Томас не стал утруждать себя просмотром других альбомов с графикой – ведь Кэткарт имел дело только с фотографией. Так что Питт перешел к очередному ящику с открытками.
Телман в это время хмыкнул и с грохотом закрыл какой-то ящик.
Начальник взглянул на него и увидел огорченное лицо инспектора. Его глаза прищурились, а губы сморщились, словно он испытывал какую-то тайную боль. Несмотря на весь его опыт, рисунки тоже смутили его. Сэмюэль явно ожидал от художников чего-то более возвышенного. Как и большинство малообразованных людей, он испытывал восхищение перед людьми просвещенными, полагая, что образование возвышает человека над низменными пороками и указывает выход из ловушки невежества и всего присущего ему безобразия. Такого разочарования инспектор не ожидал или не мог понять.
Но тут уж Питт ничем не мог ему помочь. Телман переживал личное горе, и в данный момент лучше было не отягчать его еще больше словами. Более того, суперинтендант понимал, что Сэмюэлю будет легче совладать со своими чувствами, если он будет думать, что его шеф ничего не заметил.
Следующий ящик с открытками практически не отличался от предыдущего – те же приятные, немного более раскованные девицы, но ничего более, чем творческие попытки молодых людей понять, как далеко они посмеют зайти в изображении своих фантазий. Некоторые снимки делались, видимо, с традиционных прямоугольных фотопластин, и их блестящие глянцевые поверхности показывали скорее скучноватые опыты игры со светотенью в разных ракурсах и экспозициях.

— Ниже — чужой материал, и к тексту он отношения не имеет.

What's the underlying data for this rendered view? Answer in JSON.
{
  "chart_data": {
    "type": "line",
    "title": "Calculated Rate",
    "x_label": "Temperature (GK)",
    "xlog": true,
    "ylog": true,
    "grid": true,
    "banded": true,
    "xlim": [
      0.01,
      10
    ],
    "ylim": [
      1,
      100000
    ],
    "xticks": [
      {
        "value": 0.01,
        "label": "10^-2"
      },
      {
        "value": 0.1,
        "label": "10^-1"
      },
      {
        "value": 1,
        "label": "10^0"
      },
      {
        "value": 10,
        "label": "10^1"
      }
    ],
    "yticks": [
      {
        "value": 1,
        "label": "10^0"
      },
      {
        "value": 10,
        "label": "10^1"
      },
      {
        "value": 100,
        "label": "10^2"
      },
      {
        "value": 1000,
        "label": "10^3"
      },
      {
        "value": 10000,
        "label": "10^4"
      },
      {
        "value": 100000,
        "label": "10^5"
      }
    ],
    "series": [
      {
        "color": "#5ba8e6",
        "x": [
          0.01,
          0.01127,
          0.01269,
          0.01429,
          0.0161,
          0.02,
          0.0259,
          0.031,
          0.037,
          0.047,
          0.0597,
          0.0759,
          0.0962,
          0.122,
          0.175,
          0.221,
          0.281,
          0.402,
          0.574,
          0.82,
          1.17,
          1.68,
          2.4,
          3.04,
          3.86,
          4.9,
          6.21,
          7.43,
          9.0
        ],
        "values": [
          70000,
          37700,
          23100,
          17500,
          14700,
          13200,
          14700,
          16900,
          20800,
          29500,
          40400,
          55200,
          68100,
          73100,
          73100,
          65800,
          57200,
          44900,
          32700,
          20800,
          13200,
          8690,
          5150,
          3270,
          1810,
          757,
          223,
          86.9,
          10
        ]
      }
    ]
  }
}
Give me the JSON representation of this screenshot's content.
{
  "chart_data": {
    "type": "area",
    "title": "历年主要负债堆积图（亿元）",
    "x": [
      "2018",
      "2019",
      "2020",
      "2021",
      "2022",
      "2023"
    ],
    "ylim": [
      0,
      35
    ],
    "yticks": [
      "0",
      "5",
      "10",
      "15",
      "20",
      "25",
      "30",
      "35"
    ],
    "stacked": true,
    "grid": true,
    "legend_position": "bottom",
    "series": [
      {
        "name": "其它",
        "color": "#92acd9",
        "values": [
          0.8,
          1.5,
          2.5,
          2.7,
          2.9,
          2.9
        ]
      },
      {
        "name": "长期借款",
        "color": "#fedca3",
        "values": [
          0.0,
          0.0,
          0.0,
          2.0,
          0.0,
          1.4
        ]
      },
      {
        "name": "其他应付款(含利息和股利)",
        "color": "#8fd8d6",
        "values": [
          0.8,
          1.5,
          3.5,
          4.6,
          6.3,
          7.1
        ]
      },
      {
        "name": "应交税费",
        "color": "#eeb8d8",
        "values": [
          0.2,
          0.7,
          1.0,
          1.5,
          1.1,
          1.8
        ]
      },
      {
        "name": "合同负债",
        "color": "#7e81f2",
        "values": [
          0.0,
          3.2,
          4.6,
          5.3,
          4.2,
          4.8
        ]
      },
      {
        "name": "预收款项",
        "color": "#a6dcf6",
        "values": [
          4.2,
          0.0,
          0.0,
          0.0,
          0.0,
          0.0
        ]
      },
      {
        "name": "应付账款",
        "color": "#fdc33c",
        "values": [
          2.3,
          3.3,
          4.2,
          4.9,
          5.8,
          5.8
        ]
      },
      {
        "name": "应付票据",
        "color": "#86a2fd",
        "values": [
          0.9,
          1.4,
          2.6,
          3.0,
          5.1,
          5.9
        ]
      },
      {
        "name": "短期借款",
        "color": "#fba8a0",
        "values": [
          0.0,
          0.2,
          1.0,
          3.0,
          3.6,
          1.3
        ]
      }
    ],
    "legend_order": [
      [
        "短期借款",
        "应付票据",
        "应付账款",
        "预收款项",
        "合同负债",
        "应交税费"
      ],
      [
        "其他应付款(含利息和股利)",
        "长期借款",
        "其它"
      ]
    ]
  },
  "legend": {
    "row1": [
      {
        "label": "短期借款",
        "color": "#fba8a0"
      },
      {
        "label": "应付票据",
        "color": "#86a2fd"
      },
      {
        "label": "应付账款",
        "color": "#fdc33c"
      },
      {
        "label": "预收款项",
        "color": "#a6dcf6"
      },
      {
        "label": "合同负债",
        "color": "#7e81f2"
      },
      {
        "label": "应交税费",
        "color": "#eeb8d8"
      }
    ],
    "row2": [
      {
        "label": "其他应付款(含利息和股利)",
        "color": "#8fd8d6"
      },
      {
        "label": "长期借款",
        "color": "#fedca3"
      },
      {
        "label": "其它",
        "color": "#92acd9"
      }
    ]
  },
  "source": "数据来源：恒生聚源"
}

На других открытках изображения ограничивались округлой рамкой, и они выглядели более оригинально, хотя качество тоже оставляло желать лучшего. Иногда им недоставало резкости, иногда – просто художественного вкуса. Их явно делали любители, члены одного из тех фотоклубов, с которыми Томас уже встречался.
Одну или две фотографии он назвал бы хорошими, хотя и с претензией на театральность. Питт буквально узнал позы, скопированные, казалось, прямо со сцены. На одной явно запечатлели Офелию – не подобную карикатурному образу Сесиль Антрим, а полную жизни и неистового волнения, на грани безумия. И все же эта картинка выглядела очаровательно. Так же, как и ее темноволосая героиня, лет двадцати, не больше, с большими распахнутыми глазами. Ее пухлые губки были приоткрыты в легком чувственном возбуждении.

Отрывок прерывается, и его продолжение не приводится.